An “Atlanta Monster” docu-series could compliment the scripted projects, much as 2016’s “OJ: Made in America” complimented FX’s Ryan Murphy drama “People v OJ Simpson,” released earlier in the same year.

“I love scripted TV and that’s eventually where I want to go, but I think this story needs the docu-series,” Lindsey said. “It needs the documentary form of this. … telling the real story and adapting it that way.”

Lindsey and Albright are also looking to expand the format of “Atlanta Monster” to other cities. “Atlanta Monster” used the killings to highlight racial and socioeconomic issues in the Atlanta of decades ago that still reverberate nationwide. Albright and Lindsey say other cities’ serial murders could provide a similar frame for looking at broader problems.

“We kind of set the tone with ‘Atlanta Monster’ because it’s not just murders in a place,” Albright said. “It’s how those murders affected that place. There are monsters all over the world.”
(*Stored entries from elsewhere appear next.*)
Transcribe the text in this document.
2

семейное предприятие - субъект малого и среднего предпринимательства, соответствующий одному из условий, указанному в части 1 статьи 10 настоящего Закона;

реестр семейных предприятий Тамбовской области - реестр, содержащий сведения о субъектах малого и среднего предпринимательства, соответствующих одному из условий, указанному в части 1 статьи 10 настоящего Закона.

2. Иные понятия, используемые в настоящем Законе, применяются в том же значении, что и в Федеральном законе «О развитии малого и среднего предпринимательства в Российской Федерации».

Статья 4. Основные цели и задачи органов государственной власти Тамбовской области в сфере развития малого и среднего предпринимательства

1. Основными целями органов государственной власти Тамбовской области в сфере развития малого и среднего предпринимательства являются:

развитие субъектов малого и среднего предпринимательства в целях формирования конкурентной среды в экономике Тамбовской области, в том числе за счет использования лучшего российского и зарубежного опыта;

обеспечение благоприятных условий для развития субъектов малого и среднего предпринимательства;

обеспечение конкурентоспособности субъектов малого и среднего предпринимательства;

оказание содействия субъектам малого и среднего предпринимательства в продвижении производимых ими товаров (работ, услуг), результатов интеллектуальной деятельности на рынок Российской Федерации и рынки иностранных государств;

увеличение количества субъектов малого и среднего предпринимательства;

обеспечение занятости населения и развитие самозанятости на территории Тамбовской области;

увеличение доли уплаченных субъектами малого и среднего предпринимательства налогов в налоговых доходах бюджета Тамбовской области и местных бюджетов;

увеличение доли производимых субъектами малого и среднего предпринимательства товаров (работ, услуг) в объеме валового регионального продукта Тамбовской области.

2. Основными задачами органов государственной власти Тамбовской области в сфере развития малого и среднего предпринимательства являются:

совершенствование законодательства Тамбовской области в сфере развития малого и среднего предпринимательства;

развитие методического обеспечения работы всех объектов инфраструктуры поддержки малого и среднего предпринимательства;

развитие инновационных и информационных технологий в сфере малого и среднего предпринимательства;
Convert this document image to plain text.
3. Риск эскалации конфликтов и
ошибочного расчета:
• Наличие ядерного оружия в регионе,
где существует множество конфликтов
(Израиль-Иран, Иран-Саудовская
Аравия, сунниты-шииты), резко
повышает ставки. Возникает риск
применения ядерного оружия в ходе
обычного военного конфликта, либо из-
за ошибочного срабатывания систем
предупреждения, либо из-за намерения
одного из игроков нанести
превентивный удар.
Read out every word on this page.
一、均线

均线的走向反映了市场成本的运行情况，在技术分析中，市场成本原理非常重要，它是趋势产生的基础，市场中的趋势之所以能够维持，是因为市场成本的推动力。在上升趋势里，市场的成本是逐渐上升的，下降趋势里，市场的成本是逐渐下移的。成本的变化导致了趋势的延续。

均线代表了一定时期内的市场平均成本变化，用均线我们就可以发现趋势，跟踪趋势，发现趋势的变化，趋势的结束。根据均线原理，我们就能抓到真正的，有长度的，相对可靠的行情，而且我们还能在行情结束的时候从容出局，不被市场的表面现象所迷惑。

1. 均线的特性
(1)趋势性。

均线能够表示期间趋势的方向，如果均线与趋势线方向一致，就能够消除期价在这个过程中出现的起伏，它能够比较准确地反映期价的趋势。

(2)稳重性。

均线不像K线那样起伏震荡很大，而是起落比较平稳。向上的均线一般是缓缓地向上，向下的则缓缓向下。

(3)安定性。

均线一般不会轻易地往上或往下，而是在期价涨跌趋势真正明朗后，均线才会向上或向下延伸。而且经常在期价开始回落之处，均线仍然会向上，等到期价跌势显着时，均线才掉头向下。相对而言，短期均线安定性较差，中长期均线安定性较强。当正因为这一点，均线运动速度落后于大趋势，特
In an early episode of the “Shoot This Now” podcast, Matt Donnelly and I talked about how a fundraiser during the Atlanta murders, starring Sammy Davis Jr. and Frank Sinatra, could be the basis of a scripted film. Albright and Lindsey wouldn’t rule out big-screen adaptations.

“It doesn’t really matter as long as we can do it right and do the city, the victims and the story justice,” Albright said.